On a block in San Francisco’s SoMa district, near LinkedIn’s headquarters and dozens of startups, a 180-year-old company best-known for making tractors has a gleaming new Silicon Valley office. But inside, instead of building the latest app, John Deere is focused on how to use artificial intelligence to make farming equipment that can meet modern sustainability and food production challenges.
John Deere Labs, which opened its doors in the spring, made its first major deal on September 6. The company spent $305 million to acquire Blue River Technology, a startup with computer vision and machine learning technology that can identify weeds–making it possible to spray herbicides only where they’re needed. The technology reduces chemical use by about 95%, while also improving yield.
It’s one step in John Deere’s embrace of “precision agriculture,” the use of technology to target crops and soil for optimum productivity and health. The manufacturer began incorporating aspects of precision agriculture more than two decades ago, building self-driving technology into tractors long before it started showing up in cars. But advances in AI mean that farm equipment can change more significantly now.

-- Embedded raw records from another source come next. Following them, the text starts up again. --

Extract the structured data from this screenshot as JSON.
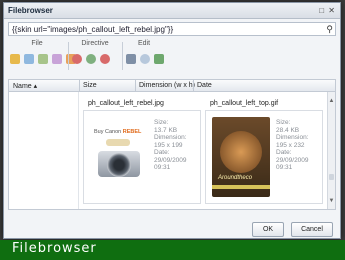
{
  "window": {
    "title": "Filebrowser",
    "controls": "□ ✕"
  },
  "pathbar": {
    "value": "{{skin url=\"images/ph_callout_left_rebel.jpg\"}}",
    "search_icon": "search-icon"
  },
  "toolbar": {
    "groups": [
      {
        "label": "File",
        "icons": [
          "folder-icon",
          "upload-icon",
          "copy-icon",
          "cut-icon",
          "delete-icon"
        ]
      },
      {
        "label": "Directive",
        "icons": [
          "prev-icon",
          "refresh-icon",
          "next-icon"
        ]
      },
      {
        "label": "Edit",
        "icons": [
          "view-icon",
          "zoom-icon",
          "add-icon"
        ]
      }
    ]
  },
  "list": {
    "columns": {
      "name": "Name ▴",
      "size": "Size",
      "dimension": "Dimension (w x h)",
      "date": "Date"
    }
  },
  "files": [
    {
      "name": "ph_callout_left_rebel.jpg",
      "size_label": "Size:",
      "size": "13.7 KB",
      "dim_label": "Dimension:",
      "dimension": "195 x 199",
      "date_label": "Date:",
      "date": "29/09/2009 09:31",
      "image_text": "Buy Canon",
      "image_text2": "REBEL"
    },
    {
      "name": "ph_callout_left_top.gif",
      "size_label": "Size:",
      "size": "28.4 KB",
      "dim_label": "Dimension:",
      "dimension": "195 x 232",
      "date_label": "Date:",
      "date": "29/09/2009 09:31",
      "image_text": "Aroundtheco"
    }
  ],
  "buttons": {
    "ok": "OK",
    "cancel": "Cancel"
  },
  "footer": {
    "text": "Filebrowser",
    "color": "#0f6e10"
  }
}
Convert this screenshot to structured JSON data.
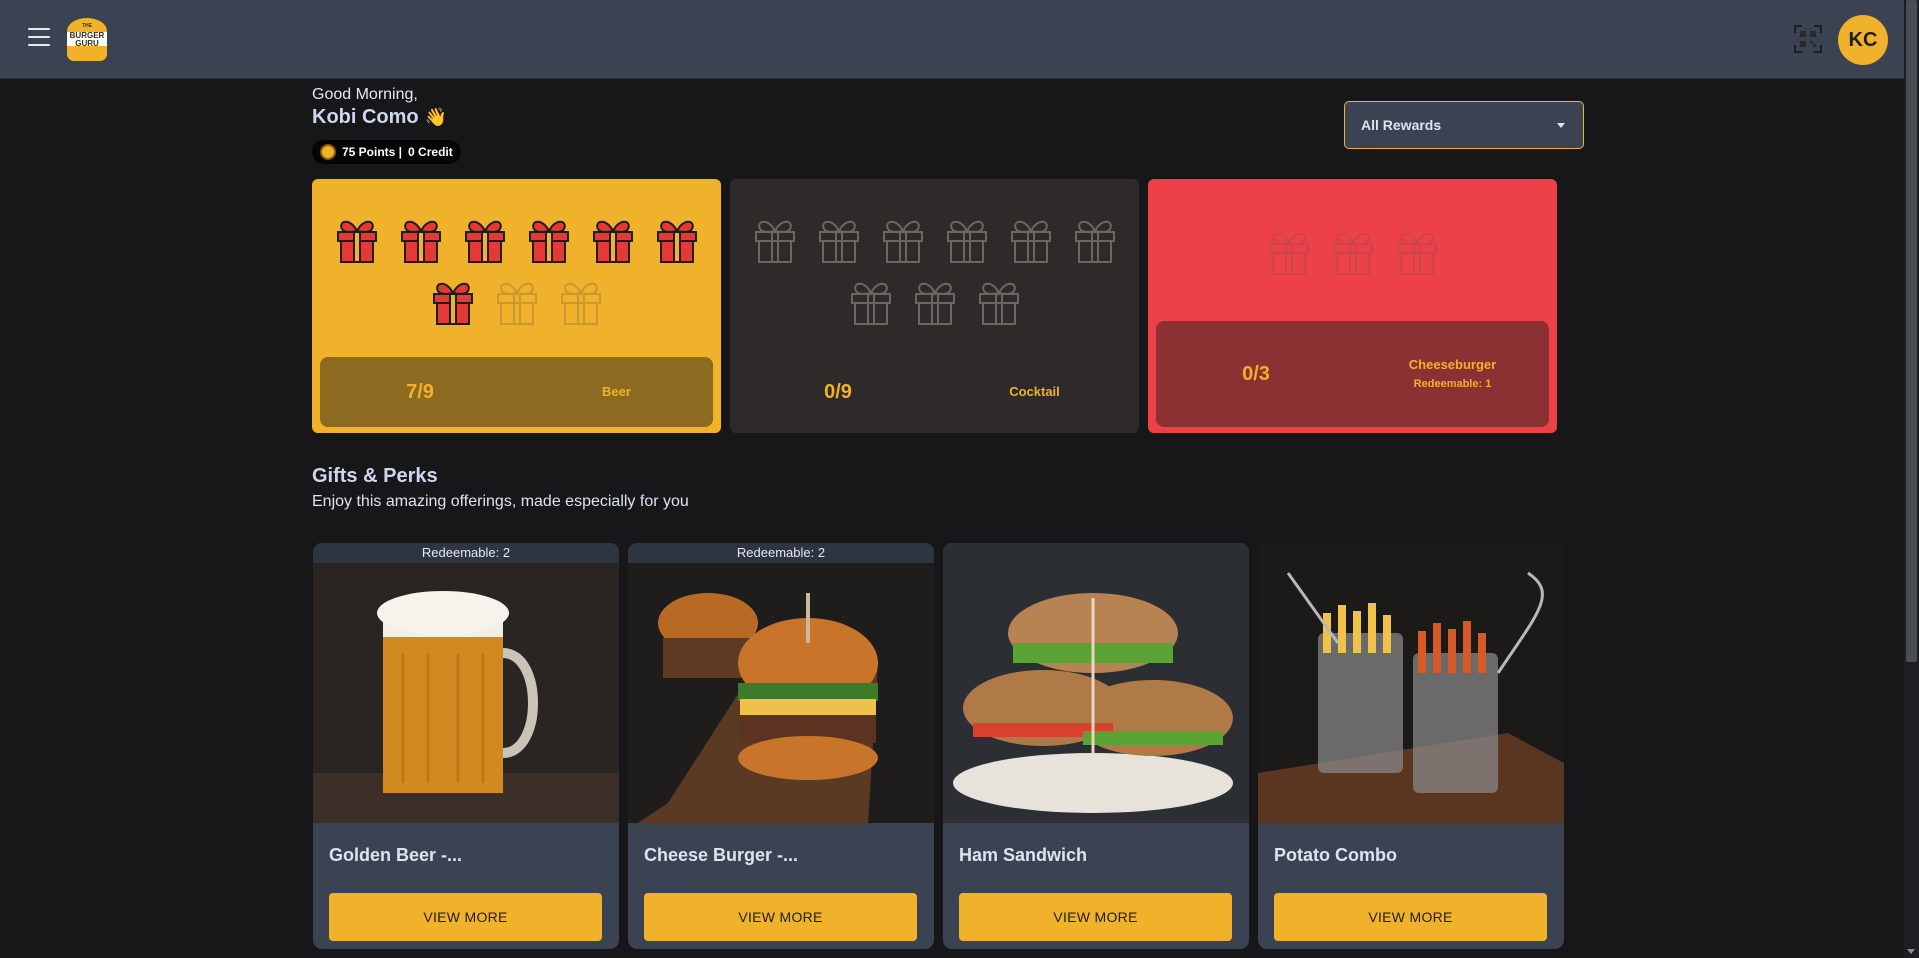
{
  "header": {
    "menu_icon": "hamburger-menu-icon",
    "logo_text_top": "THE",
    "logo_text_mid": "BURGER",
    "logo_text_bot": "GURU",
    "qr_icon": "qr-code-icon",
    "avatar_initials": "KC"
  },
  "user": {
    "greeting": "Good Morning,",
    "name": "Kobi Como",
    "wave": "👋",
    "points": "75 Points |",
    "credit": "0 Credit"
  },
  "filter": {
    "selected": "All Rewards"
  },
  "reward_cards": [
    {
      "count": "7/9",
      "name": "Beer",
      "redeemable": "",
      "total": 9,
      "earned": 7
    },
    {
      "count": "0/9",
      "name": "Cocktail",
      "redeemable": "",
      "total": 9,
      "earned": 0
    },
    {
      "count": "0/3",
      "name": "Cheeseburger",
      "redeemable": "Redeemable: 1",
      "total": 3,
      "earned": 0
    }
  ],
  "gifts_section": {
    "title": "Gifts & Perks",
    "subtitle": "Enjoy this amazing offerings, made especially for you"
  },
  "offers": [
    {
      "badge": "Redeemable: 2",
      "title": "Golden Beer -...",
      "button": "VIEW MORE"
    },
    {
      "badge": "Redeemable: 2",
      "title": "Cheese Burger -...",
      "button": "VIEW MORE"
    },
    {
      "badge": "",
      "title": "Ham Sandwich",
      "button": "VIEW MORE"
    },
    {
      "badge": "",
      "title": "Potato Combo",
      "button": "VIEW MORE"
    }
  ],
  "colors": {
    "accent": "#f0b22a",
    "topbar": "#3b4252",
    "background": "#17171a",
    "card_red": "#ee4147",
    "card_dark": "#2d2a29",
    "gift_red": "#e53935"
  }
}
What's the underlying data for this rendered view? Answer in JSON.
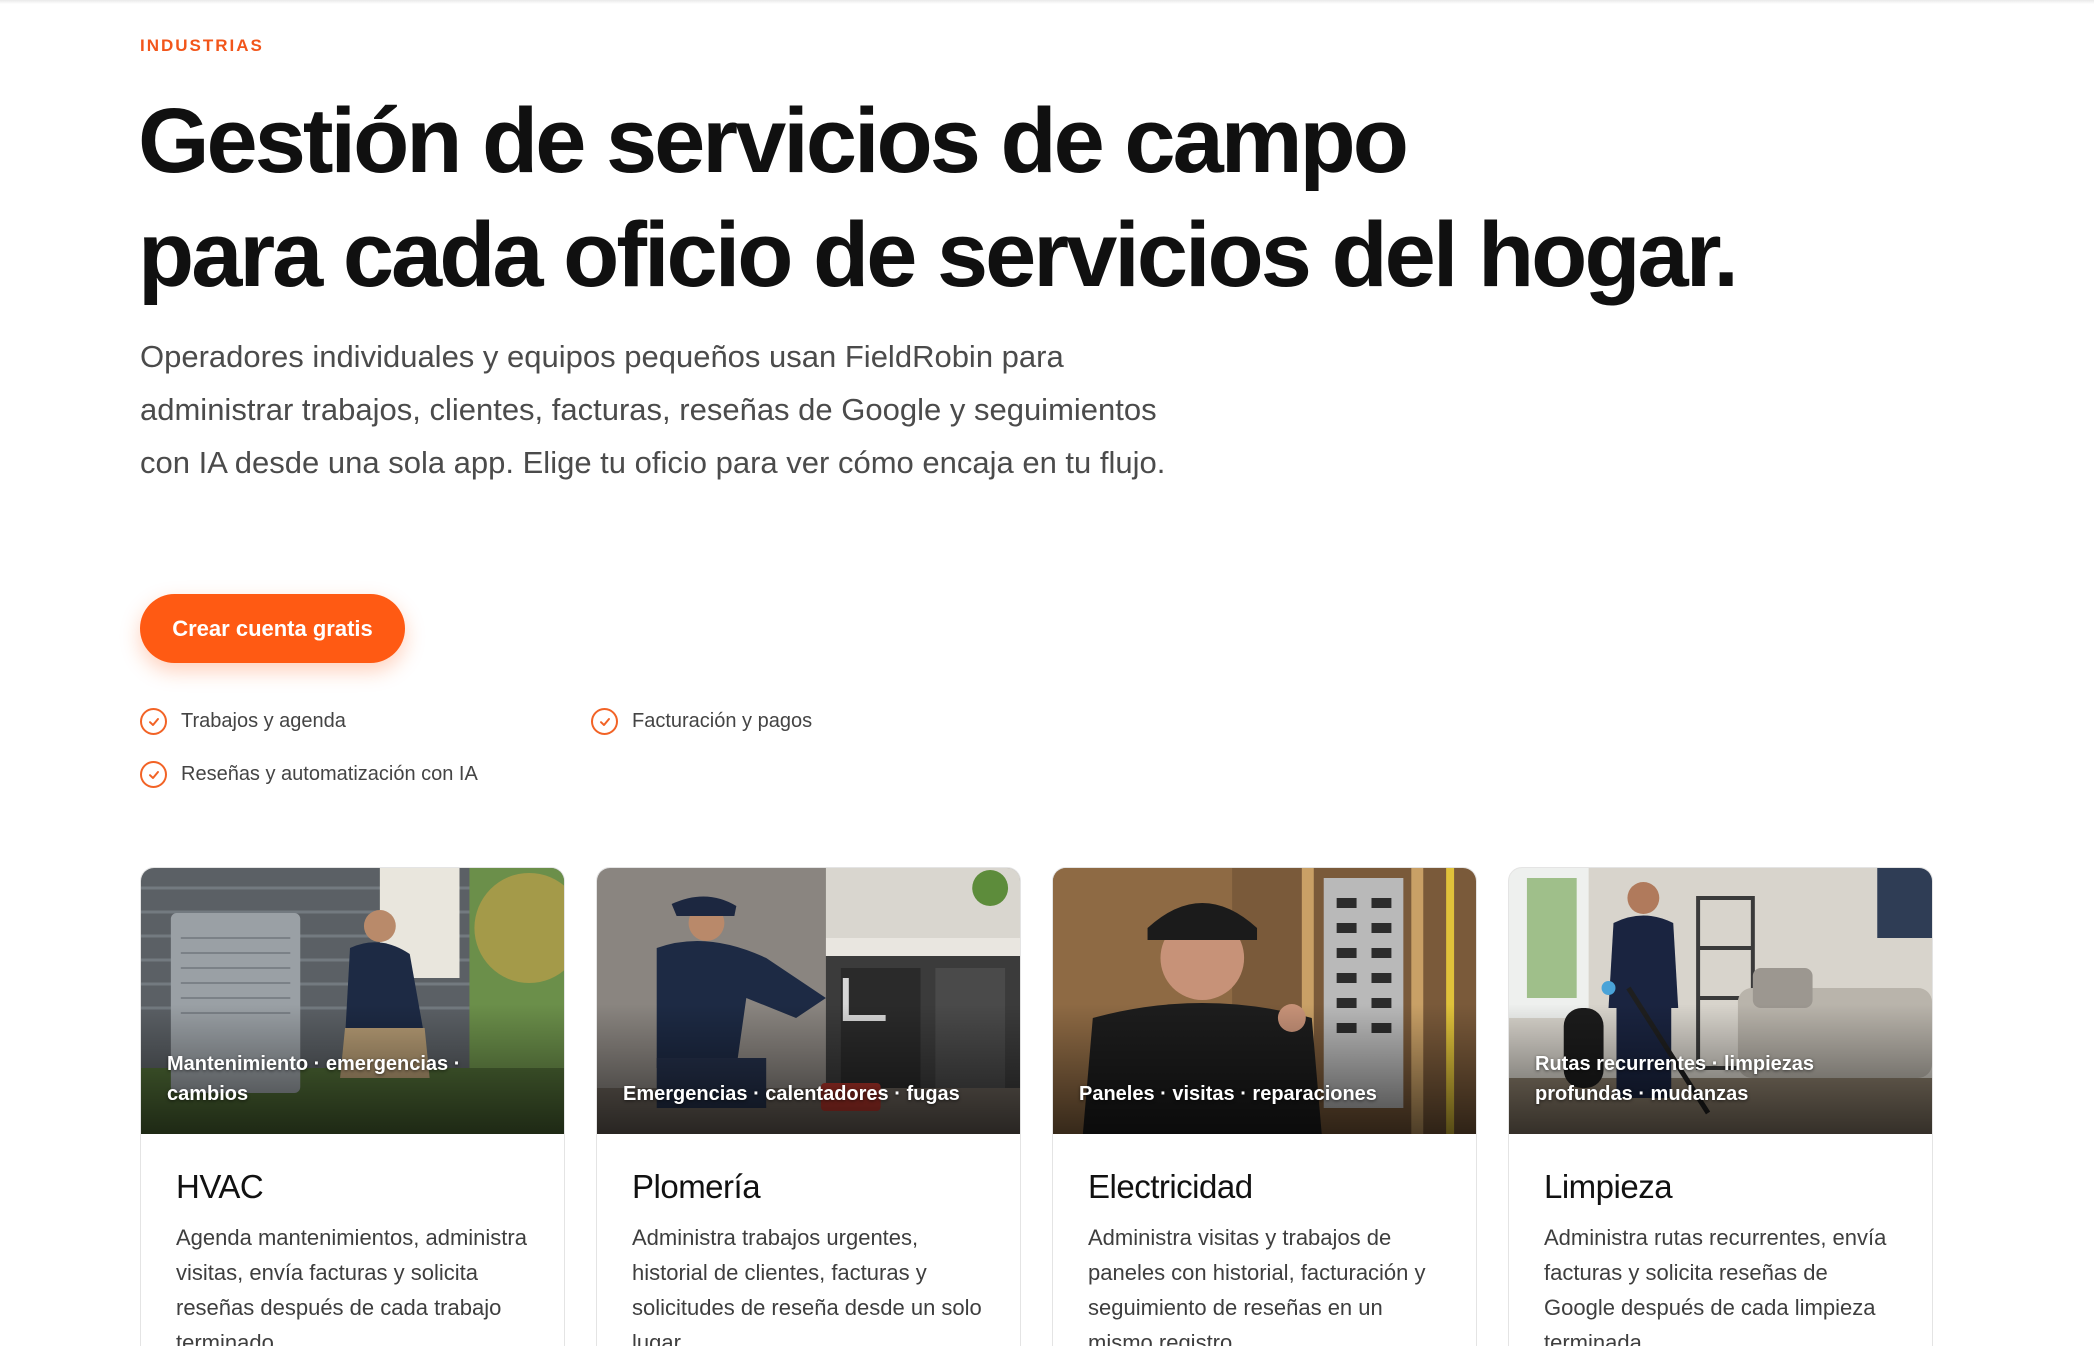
{
  "section": {
    "eyebrow": "INDUSTRIAS",
    "headline_line1": "Gestión de servicios de campo",
    "headline_line2": "para cada oficio de servicios del hogar.",
    "lead": "Operadores individuales y equipos pequeños usan FieldRobin para administrar trabajos, clientes, facturas, reseñas de Google y seguimientos con IA desde una sola app. Elige tu oficio para ver cómo encaja en tu flujo."
  },
  "cta": {
    "label": "Crear cuenta gratis"
  },
  "features": [
    {
      "label": "Trabajos y agenda"
    },
    {
      "label": "Facturación y pagos"
    },
    {
      "label": "Reseñas y automatización con IA"
    }
  ],
  "cards": [
    {
      "tags": "Mantenimiento · emergencias · cambios",
      "title": "HVAC",
      "description": "Agenda mantenimientos, administra visitas, envía facturas y solicita reseñas después de cada trabajo terminado."
    },
    {
      "tags": "Emergencias · calentadores · fugas",
      "title": "Plomería",
      "description": "Administra trabajos urgentes, historial de clientes, facturas y solicitudes de reseña desde un solo lugar."
    },
    {
      "tags": "Paneles · visitas · reparaciones",
      "title": "Electricidad",
      "description": "Administra visitas y trabajos de paneles con historial, facturación y seguimiento de reseñas en un mismo registro."
    },
    {
      "tags": "Rutas recurrentes · limpiezas profundas · mudanzas",
      "title": "Limpieza",
      "description": "Administra rutas recurrentes, envía facturas y solicita reseñas de Google después de cada limpieza terminada."
    }
  ],
  "theme": {
    "accent": "#ff5a13",
    "text": "#111111",
    "muted": "#4b4b4b"
  },
  "icons": {
    "feature": "check-circle-icon"
  }
}
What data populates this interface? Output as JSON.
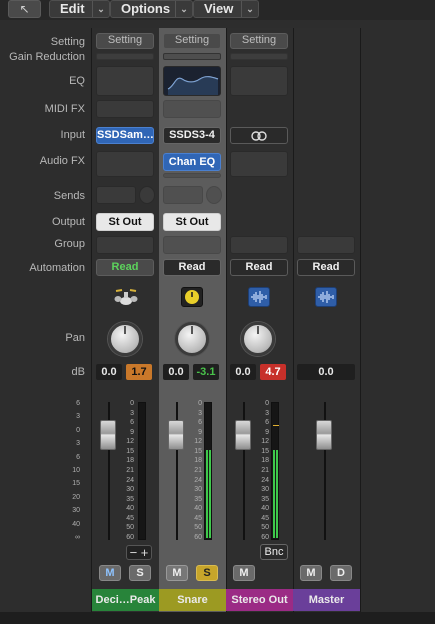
{
  "menubar": {
    "back_glyph": "↖",
    "edit": "Edit",
    "options": "Options",
    "view": "View"
  },
  "labels": {
    "setting": "Setting",
    "gain_reduction": "Gain Reduction",
    "eq": "EQ",
    "midi_fx": "MIDI FX",
    "input": "Input",
    "audio_fx": "Audio FX",
    "sends": "Sends",
    "output": "Output",
    "group": "Group",
    "automation": "Automation",
    "pan": "Pan",
    "db": "dB"
  },
  "channels": [
    {
      "name": "Deci…Peak",
      "setting": "Setting",
      "input": "SSDSam…",
      "audio_fx": "",
      "output": "St Out",
      "automation": "Read",
      "icon": "drum-kit-icon",
      "db_left": "0.0",
      "db_right": "1.7",
      "mute": "M",
      "solo": "S",
      "color": "#28843a",
      "meter_level": 0,
      "extra": "−  +"
    },
    {
      "name": "Snare",
      "setting": "Setting",
      "input": "SSDS3-4",
      "audio_fx": "Chan EQ",
      "output": "St Out",
      "automation": "Read",
      "icon": "tuner-icon",
      "db_left": "0.0",
      "db_right": "-3.1",
      "mute": "M",
      "solo": "S",
      "color": "#9c9a22",
      "meter_level": 0.78
    },
    {
      "name": "Stereo Out",
      "setting": "Setting",
      "input": "link-icon",
      "output": "",
      "automation": "Read",
      "icon": "waveform-icon",
      "db_left": "0.0",
      "db_right": "4.7",
      "mute": "M",
      "bnc": "Bnc",
      "color": "#9b2b85",
      "meter_level": 0.7
    },
    {
      "name": "Master",
      "automation": "Read",
      "icon": "waveform-icon",
      "db_left": "0.0",
      "mute": "M",
      "dim": "D",
      "color": "#6a3f9a",
      "meter_level": 0
    }
  ],
  "scale_left": [
    "6",
    "3",
    "0",
    "3",
    "6",
    "10",
    "15",
    "20",
    "30",
    "40",
    "∞"
  ],
  "scale_meter": [
    "0",
    "3",
    "6",
    "9",
    "12",
    "15",
    "18",
    "21",
    "24",
    "30",
    "35",
    "40",
    "45",
    "50",
    "60"
  ],
  "colors": {
    "blue_btn": "#3066b6",
    "orange_peak": "#c9782a",
    "red_peak": "#c7302a",
    "green_val": "#49c24a"
  }
}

“What Blue River Technology allows us to do is move to the plant level, and start managing at that plant level,” says Alex Purdy, director of John Deere Labs. “That’s going to have transformative power in agriculture both in terms of yield but also in terms of cost for growers.”
Blue River knew that it had developed the most advanced technology of its kind in the industry, but chose to work with John Deere to reach the next step. “It was time to scale,” says Willy Pell, director of new technology at Blue River Technology. “And that means making lots and lots and lots of big pieces of metal. It’s not just buying new servers.” Rather than developing its own brand, the startup also realized that it made sense to partner with a company that farmers already trusted (though John Deere, notably, has also been criticized in recent years for selling farmers tech-laden tractors that it won’t let them fix on their own).
The technology will be marketed first to cotton growers, who are struggling to deal with weeds that have developed resistance to the chemicals in conventional herbicides. “There are all kinds of weeds developing that you can’t kill with Roundup anymore,” says Pell. Before, farmers would try to use Roundup along with “Roundup-ready” cotton designed to tolerate the chemicals. Now, using computer vision tech to identify and spray only weeds, farmers can switch to other herbicides–including, potentially, organic herbicides that the weeds haven’t evolved to resist (and that might otherwise kill the cotton, if they were sprayed everywhere). By killing weeds precisely, crop yields can double–even as herbicide use radically drops. The company plans to target soybean growers next.
For farmers, the new “see and spray” technology for herbicides may be most interesting because it can save money while producing a larger crop. But the company says that farmers also recognize a need for more sustainable alternatives. “You can imagine that growers see dollars and cents when they see a 95% reduction in herbicide spend–that clearly gets them interested,” he says. “But with everything we’re seeing in the last year with herbicide resistance as well as drift, this is becoming a much more important sustainability play as well.”
Computer vision and machine learning technology can also be used in every other step of farming: tilling soil, planting seeds in the optimal locations, spraying fertilizer or nutrients, and harvesting. Machines that harvest corn, for example, typically drop a percentage of the corn on the ground. A machine with blades that could dynamically adjust to the width of a corn stalk could increase yield (and reduce wasted resources used to grow the crop) simply by catching more of the harvest.
Each of these applications of technology is a way to help prepare for global population growth; there will be another 2.4 billion people to feed in the next three decades. Without changes in agricultural technology, it’s unlikely that we’ll be able to grow enough food for everyone.
“What that [population growth] translates to in terms of supply is that the global food supply must nearly double,” says Ganesh Jayaram, vice president of information technology for Deere & Co. Agricultural productivity, he says, needs to grow by about 1.7% on an annual basis to meet that demand; in the U.S. now, that growth is currently 1% or less. “There’s not a whole lot of additional land to bring into production, so what we need to do is do more with less.”
“Seventy percent of it is going to come from technology,” says Purdy, “and we need to do it in the most sustainable way possible.”
To that end, the company continues developing electric tractor technology (its most recent prototype can run for four hours before recharging). And it will continue searching for ag tech startups, and recruiting machine learning experts for its staff.
“San Francisco is really the home of machine learning and it seems to be the nucleus of where that activity is happening,” says Purdy. “We have found ourselves, when we were recruiting candidates for this capability, spending a lot of time out here and having a tough time moving them to Moline or Des Moines, Iowa.”
While the company has been developing technology similar to Blue River’s, it says that the acquisition made more sense than trying to build it internally. “It was going to take us a significant amount of time and risk to be able to match the kind of skills that this team brings to bear in agriculture, and we think time is of the essence,” he says. “This is about moving quickly, and bringing these capabilities into much wider usage quickly.”